Background: Chronic obstructive pulmonary disease continues to be the important contribution toward disability, death, and burden in the costs of health care globally. Economic impact of COPD is attributed with substantial direct and indirect costs. COPD affects the productivity of work that poses a burden on the employers and also on individuals in terms of loss of pay, limitation of activities, and related disability. Materials and Methods: Hospital-based cross-sectional study among 24 respondents in selected hospital in Udupi Taluk. Respondents were identified by purposive sampling technique and data were collected in respondent's mother tongue. An interviewer administered questionnaire was used to collect data related to patient's demographic status, disease history, and direct and indirect costs of COPD. Data were analyzed using SPSS software version 15. Results: The mean total direct medical cost that was observed among 24 respondents was Rs. 29,885 ± 11,995.33 and the mean total direct nonmedical cost was Rs. 7,441.25 ± 2,228.90. The mean total direct medical costs of COPD patients with comorbidity were Rs. 28,148.2353 ± 2,578.01580 and for those without comorbid illness was Rs. 13,460.0000 ± 1,255.33528. The observed mean absenteeism in the past 28 days was 193.50 ± 33.62 h. The mean absolute presenteeism of respondents is 72.05 ± 7.55. Conclusions: The major drivers of the total cost were cost of hospitalizations and medication costs. Acknowledging the costs and economic impact of COPD is therefore extremely important in the management of COPD and in reducing the mortality and morbidity related to COPD and in improving adherence to treatment.

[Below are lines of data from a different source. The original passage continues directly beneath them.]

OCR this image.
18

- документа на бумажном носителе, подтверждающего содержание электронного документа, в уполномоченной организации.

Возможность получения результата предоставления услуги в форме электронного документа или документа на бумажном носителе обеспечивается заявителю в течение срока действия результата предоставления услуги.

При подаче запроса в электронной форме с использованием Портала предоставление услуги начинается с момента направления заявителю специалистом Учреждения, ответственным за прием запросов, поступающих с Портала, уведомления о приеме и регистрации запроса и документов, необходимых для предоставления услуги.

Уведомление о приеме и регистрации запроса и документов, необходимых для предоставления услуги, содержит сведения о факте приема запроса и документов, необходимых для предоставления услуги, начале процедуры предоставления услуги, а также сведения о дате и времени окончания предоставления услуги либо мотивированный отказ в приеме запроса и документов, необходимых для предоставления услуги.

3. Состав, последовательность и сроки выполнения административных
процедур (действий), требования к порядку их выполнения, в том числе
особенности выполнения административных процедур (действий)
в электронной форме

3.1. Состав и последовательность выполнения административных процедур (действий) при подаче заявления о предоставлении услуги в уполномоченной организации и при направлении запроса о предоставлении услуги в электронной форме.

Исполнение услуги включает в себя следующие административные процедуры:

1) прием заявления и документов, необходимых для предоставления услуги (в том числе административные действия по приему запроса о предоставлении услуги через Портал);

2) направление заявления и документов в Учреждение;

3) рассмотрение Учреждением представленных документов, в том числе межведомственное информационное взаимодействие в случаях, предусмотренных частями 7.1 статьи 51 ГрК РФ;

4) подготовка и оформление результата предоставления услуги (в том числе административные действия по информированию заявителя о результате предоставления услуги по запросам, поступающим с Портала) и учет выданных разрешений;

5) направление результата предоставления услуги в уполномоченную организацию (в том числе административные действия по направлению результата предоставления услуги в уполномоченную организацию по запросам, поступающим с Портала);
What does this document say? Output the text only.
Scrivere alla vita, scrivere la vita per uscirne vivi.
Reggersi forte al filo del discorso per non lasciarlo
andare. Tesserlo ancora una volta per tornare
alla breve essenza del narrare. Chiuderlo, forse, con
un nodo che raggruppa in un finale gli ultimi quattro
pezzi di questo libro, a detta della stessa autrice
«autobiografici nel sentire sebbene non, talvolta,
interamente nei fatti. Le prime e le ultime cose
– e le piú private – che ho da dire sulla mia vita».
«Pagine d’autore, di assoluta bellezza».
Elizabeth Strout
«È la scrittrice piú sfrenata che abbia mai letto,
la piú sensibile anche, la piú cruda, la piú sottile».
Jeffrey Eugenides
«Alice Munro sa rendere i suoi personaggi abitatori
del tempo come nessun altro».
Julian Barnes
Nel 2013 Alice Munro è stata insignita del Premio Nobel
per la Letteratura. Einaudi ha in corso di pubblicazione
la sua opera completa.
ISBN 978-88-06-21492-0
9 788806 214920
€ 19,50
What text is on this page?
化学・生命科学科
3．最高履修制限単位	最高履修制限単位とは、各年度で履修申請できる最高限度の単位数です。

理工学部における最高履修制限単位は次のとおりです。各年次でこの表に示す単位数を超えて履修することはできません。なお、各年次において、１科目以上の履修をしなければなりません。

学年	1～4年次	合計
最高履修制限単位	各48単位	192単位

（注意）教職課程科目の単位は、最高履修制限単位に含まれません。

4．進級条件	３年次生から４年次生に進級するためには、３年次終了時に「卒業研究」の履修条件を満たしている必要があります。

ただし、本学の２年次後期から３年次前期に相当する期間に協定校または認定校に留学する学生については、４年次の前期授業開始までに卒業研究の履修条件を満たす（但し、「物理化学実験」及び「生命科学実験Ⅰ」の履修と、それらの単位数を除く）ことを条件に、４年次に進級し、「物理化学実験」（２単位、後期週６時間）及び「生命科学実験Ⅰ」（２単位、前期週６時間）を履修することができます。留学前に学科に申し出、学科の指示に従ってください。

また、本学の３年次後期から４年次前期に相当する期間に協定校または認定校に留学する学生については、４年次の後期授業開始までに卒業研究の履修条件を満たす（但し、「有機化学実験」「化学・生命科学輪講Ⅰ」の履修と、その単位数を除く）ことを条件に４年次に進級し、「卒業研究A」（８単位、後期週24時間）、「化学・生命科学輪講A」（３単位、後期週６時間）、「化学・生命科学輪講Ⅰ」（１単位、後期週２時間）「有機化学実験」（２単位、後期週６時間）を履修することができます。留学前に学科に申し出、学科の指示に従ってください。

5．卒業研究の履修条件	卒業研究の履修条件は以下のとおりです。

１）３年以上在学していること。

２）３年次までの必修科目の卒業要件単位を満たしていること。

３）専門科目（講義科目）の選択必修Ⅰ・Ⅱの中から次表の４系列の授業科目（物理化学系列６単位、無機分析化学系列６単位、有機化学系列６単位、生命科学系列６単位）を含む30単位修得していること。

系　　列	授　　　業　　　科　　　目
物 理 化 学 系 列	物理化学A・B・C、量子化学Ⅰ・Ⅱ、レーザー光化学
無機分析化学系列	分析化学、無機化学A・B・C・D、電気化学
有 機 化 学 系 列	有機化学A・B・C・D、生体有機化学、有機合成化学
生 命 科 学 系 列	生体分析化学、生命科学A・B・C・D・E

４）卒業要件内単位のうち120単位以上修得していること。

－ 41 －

Keywords: Chronic obstructive pulmonary disease, cross-sectional study, economic impact


How to cite this article:
Lakiang T, Nair N S, Ramaswamy A, Singhal U. Economic impact of chronic obstructive pulmonary disease: A cross-sectional study at teaching hospital in South India. J Family Med Prim Care 2018;7:1002-6

How to cite this URL:
Lakiang T, Nair N S, Ramaswamy A, Singhal U. Economic impact of chronic obstructive pulmonary disease: A cross-sectional study at teaching hospital in South India. J Family Med Prim Care [serial online] 2018 [cited 2019 Sep 20];7:1002-6. Available from: http://www.jfmpc.com/text.asp?2018/7/5/1002/245781




  Introduction Top


The health, economic, and social consequences related to COPD are both substantial and increasing.[1] World Health Organisation estimated that 65 million people live with moderate to severe COPD and more than 3 million died because of COPD on 2005.[2] COPD economic consequences are evident but the impact of various factors on the overall cost of COPD management remains to be obsolete.[3] Health expenses of COPD is significantly higher and about 83% and 17% of the direct medical costs are attributed to exacerbation and chronic medication, respectively. Working adults with COPD reported a significantly lower quality of life and productivity at work place.[4] Comorbidities of COPD contribute significantly to costs and mortality and increased costs were associated with large and urban hospitals.[5] COPD patients who paid more out of pocket expenditures experiences economic hardship.[6] There is a lack of published evidenced related to the economic impact of COPD in the South Indian Context. Hence, the objective of this research is to study the economic impact (direct and indirect costs) of diagnosed COPD patients undergoing treatment in selected tertiary care hospital in South India.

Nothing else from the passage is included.